4. Une reconnaissance des initiatives citoyennes dans l’accueil et le soutien aux personnes étrangères
4-1 – Suppression effective du « délit de solidarité » et de toute mesure d’intimidation à l’encontre des personnes qui
aident des étranger·ère·s de façon inconditionnelle et sans but lucratif.
4-2 – Reconnaissance des initiatives solidaires comme des actions d’intérêt général.
4-3 – Valorisation par les pouvoirs publics des manifestations de solidarité émanant de citoyen·ne·s ou de collectivités.
5. Modification des règles concernant l’accès au territoire français et politique internationale
5-1 Dans un souci de cohérence avec ce qui précède, il importe de réviser les règles d’accès au territoire français, fondées elles aussi sur une logique de tri, et de promouvoir ce changement au sein des instances européennes.
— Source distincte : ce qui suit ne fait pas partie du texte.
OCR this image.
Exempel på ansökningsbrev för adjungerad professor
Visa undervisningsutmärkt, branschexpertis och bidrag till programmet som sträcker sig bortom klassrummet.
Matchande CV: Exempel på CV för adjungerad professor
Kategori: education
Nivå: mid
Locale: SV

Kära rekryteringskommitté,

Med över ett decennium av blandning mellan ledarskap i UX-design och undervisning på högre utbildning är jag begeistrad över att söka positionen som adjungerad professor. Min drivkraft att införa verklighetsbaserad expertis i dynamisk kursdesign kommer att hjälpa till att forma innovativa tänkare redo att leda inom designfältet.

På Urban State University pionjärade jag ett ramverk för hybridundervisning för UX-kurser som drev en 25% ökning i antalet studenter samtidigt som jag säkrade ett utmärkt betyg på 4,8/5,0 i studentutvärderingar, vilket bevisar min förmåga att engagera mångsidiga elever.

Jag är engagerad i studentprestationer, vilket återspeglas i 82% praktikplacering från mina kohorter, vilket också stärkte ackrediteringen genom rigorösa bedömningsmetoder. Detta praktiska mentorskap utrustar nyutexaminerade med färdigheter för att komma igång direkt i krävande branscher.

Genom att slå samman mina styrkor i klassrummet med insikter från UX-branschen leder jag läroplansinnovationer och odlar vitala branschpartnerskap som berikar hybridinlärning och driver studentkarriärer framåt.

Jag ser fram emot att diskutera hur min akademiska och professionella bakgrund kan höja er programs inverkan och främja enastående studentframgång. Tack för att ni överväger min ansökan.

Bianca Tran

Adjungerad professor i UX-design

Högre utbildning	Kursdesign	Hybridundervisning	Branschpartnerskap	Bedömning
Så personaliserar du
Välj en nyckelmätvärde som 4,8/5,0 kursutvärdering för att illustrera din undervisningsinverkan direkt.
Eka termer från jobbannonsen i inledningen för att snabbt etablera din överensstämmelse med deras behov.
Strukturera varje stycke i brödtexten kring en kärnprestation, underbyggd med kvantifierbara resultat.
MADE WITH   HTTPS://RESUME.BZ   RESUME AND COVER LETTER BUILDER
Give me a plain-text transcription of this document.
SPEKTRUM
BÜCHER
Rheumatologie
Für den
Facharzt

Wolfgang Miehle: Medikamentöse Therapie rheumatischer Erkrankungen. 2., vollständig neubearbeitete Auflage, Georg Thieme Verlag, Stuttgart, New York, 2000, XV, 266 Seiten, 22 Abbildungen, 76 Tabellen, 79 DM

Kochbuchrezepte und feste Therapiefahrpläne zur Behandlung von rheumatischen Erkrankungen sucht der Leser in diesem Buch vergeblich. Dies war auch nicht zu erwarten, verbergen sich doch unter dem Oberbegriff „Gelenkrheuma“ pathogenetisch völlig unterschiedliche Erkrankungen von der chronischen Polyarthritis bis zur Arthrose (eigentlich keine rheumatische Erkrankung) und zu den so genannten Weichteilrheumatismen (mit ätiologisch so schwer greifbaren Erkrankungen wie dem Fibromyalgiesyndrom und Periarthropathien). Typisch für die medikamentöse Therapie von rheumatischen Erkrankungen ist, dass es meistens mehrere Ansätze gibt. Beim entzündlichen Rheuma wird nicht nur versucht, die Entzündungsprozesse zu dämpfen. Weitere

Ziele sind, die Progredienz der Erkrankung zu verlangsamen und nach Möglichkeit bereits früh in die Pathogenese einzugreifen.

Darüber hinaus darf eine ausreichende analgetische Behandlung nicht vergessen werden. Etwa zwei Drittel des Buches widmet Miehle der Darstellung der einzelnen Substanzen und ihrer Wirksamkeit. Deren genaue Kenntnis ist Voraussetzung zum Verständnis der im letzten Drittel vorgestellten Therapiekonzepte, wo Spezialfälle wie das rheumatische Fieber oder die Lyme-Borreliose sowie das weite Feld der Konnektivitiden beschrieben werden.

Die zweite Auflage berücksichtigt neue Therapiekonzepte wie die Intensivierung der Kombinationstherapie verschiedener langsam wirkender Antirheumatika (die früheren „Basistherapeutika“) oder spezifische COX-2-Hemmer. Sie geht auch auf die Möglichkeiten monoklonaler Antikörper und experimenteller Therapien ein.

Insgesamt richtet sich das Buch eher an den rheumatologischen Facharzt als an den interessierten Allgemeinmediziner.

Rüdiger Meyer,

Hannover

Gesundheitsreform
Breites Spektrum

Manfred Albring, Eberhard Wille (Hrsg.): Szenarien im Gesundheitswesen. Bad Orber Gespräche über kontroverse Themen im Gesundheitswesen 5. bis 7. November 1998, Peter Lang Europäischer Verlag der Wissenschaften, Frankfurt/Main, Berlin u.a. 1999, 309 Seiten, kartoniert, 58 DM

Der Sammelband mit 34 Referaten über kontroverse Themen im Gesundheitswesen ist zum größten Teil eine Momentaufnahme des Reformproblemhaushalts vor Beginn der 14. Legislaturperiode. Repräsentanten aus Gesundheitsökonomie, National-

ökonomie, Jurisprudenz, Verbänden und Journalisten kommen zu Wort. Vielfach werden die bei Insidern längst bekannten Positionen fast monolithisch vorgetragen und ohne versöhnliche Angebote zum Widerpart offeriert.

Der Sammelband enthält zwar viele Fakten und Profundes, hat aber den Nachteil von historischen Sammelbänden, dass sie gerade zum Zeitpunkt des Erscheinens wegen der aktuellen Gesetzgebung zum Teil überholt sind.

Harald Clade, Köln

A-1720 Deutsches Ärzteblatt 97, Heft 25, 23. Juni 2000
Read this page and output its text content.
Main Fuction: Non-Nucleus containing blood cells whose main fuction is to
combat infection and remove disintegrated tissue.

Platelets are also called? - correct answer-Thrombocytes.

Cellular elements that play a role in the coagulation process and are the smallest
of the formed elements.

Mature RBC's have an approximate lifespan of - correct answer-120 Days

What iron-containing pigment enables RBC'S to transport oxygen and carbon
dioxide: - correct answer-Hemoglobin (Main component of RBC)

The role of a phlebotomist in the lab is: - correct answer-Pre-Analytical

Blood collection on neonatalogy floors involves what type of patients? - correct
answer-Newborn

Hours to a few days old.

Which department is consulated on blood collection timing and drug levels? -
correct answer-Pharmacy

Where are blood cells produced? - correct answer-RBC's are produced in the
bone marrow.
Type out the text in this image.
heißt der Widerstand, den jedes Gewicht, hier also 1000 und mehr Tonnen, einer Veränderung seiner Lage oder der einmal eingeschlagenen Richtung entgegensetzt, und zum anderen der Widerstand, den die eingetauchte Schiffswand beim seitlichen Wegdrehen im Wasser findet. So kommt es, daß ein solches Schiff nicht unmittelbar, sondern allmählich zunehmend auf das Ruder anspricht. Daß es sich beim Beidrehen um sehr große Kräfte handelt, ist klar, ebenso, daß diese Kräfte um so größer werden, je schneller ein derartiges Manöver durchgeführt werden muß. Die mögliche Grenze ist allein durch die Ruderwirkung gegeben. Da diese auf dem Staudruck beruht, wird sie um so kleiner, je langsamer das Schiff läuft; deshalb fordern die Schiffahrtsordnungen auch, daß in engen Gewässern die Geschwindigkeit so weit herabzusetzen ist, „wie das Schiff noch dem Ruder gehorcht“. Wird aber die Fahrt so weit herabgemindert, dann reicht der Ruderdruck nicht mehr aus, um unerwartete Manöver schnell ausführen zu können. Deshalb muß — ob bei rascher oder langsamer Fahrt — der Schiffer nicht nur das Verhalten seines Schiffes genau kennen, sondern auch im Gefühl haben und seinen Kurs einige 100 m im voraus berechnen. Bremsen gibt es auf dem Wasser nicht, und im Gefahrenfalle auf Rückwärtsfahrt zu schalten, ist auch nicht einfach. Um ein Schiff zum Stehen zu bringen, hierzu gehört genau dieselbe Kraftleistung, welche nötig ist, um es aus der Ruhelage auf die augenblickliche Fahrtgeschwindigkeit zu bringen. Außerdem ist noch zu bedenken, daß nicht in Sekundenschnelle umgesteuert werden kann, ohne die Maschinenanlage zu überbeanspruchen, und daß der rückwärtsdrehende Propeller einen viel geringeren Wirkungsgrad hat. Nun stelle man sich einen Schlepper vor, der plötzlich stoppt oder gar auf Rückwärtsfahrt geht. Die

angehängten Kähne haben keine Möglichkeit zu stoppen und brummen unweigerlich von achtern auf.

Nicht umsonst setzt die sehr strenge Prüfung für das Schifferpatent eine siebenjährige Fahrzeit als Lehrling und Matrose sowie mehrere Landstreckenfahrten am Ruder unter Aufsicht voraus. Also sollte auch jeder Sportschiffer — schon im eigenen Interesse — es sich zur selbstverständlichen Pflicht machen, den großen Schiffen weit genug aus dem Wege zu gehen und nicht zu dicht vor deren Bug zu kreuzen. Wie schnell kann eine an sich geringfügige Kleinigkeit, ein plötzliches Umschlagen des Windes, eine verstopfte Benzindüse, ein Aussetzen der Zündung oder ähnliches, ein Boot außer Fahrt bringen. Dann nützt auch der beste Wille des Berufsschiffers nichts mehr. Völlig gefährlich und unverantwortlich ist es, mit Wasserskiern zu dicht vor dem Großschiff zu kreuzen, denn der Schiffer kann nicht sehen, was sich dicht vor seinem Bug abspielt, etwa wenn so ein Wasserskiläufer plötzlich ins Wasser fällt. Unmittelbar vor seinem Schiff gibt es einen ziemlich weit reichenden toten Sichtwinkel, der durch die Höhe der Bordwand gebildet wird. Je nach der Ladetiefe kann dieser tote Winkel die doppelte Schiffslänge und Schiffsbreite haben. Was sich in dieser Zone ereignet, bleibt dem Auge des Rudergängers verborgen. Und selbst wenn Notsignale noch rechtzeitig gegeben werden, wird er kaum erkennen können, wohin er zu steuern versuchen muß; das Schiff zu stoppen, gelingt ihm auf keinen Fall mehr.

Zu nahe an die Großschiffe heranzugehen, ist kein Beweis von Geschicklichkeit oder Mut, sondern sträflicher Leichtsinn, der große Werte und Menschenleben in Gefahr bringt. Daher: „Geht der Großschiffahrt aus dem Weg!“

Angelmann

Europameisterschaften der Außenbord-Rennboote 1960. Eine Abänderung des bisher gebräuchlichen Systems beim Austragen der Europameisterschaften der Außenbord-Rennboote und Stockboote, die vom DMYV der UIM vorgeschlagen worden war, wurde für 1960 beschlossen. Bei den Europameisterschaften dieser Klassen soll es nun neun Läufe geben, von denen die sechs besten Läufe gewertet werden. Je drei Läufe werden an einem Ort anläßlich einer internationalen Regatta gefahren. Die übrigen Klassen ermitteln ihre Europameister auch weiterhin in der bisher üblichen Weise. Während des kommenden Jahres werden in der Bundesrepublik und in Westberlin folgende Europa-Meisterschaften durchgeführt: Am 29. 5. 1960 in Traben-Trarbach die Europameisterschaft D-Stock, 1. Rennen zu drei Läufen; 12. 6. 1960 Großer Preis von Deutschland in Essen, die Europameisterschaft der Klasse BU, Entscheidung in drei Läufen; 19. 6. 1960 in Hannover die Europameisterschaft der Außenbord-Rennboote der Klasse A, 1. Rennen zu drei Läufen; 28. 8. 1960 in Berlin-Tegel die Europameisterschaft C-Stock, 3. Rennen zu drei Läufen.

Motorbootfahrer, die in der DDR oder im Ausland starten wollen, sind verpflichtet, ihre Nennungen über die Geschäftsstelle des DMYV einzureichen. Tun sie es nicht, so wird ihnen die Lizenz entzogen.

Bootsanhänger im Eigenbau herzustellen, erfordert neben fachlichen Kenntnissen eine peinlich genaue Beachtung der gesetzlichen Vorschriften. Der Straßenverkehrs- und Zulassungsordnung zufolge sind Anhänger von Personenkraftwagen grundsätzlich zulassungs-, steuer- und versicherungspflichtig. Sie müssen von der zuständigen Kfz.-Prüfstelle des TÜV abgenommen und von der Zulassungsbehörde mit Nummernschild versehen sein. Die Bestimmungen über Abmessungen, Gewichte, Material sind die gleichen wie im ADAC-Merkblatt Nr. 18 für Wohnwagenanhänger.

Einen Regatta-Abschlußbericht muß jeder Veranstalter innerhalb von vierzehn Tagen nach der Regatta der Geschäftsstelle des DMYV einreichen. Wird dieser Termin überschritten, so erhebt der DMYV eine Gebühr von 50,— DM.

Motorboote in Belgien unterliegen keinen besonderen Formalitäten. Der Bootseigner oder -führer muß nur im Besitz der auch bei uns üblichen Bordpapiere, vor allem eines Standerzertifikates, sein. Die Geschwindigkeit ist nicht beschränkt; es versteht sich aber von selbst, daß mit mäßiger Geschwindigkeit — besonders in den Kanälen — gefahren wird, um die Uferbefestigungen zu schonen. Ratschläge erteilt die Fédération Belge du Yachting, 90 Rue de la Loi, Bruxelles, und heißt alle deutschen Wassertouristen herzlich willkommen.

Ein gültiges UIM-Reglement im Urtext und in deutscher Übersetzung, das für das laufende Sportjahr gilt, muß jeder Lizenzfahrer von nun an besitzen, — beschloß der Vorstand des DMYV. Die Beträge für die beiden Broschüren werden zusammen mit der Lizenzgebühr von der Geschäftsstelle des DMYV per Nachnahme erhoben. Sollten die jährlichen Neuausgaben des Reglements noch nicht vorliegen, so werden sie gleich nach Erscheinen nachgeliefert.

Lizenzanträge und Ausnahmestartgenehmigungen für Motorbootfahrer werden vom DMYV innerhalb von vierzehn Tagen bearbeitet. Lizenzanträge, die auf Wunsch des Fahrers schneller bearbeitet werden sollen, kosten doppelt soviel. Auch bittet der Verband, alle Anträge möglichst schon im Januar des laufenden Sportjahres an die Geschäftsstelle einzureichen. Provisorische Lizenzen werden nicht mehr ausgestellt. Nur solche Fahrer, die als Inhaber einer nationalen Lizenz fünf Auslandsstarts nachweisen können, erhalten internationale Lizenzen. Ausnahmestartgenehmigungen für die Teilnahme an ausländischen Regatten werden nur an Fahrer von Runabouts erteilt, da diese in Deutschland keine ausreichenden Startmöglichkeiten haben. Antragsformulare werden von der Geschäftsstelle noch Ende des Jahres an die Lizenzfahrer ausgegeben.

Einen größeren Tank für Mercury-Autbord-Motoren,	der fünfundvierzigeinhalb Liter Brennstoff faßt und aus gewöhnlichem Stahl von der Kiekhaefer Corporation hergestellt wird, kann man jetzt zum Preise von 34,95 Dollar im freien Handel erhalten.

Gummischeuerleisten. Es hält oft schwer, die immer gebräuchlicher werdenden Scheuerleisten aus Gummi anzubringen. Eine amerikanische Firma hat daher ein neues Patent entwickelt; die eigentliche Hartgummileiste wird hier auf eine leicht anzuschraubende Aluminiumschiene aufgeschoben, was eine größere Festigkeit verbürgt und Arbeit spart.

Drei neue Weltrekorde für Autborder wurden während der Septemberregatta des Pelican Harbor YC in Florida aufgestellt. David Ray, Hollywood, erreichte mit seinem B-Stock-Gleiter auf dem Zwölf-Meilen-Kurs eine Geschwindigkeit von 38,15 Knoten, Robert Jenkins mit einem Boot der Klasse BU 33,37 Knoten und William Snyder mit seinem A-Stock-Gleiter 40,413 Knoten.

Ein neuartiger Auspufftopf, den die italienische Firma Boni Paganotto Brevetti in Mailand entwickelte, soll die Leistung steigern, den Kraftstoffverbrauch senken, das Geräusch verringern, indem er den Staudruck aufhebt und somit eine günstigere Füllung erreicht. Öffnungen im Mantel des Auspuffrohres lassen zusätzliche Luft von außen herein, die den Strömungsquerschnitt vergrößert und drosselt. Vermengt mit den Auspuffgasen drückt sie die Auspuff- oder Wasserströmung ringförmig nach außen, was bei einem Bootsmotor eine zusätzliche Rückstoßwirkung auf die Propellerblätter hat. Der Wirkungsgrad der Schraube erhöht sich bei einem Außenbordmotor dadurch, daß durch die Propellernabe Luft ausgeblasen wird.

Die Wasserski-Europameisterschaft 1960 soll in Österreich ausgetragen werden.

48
En attendant la suppression des dispositifs discriminatoires de contrôles aux frontières :
5-2 – Abandon du règlement Dublin, droit des personnes étrangères au libre choix de leur pays de destination
5-3 – Libre circulation des personnes étrangères à l’intérieur de l’espace européen ;
5-4 – Fin des mesures d’exception dans les espaces frontaliers de la métropole ainsi que dans les Collectivités et  territoires d’Outre-mer ;
5-5 – Arrêt des politiques d’externalisation, de l’approche dite « hotspots » et de la multiplication de centres de tri sur les routes des migrant·e·s ;
5-6 – Fin des expulsions ;
6. Conditions de réalisation et de mise en oeuvre d’une telle politique alternative
6-1 – Fin de la logique de discrimination et de suspicion généralisée envers les personnes étrangères vulnérables, qui
conduit à des drames, des violences, des souffrances, des humiliations et du harcèlement ;
6-2 – Transfert des budgets engagés dans l’actuelle politique sécuritaire et répressive aux différents dispositifs d’accueil et d’accompagnement ;
6-3 – Changement de gouvernance : la politique migratoire ne doit plus être confiée au seul ministère de l’Intérieur.
Privilégier une approche interministérielle fondée sur le droit commun ;
6-4 – Formation des personnels administratifs, fonctionnaires et travailleurs sociaux à la compréhension des questions
migratoires, à l’interculturalité et à la logique de bienveillance ;
6-5 – Fin de l’impunité des agents de l’État en cas de violations des droits imprescriptibles des personnes étrangères :
systématisation des enquêtes de la hiérarchie et ordonnées par les tribunaux afin que soient sanctionnées les personnes responsables de ces manquements à leur mission ;
6-7 – Mise en place de cadres de concertation et de coopération entre la société civile et les autorités (sans que cela conduise à pallier les carences de l’État) ;
6-8 – Évaluation transparente et menée par des autorités indépendantes des politiques migratoires, avec un mécanisme qui engage les pouvoirs publics à tenir compte des recommandations.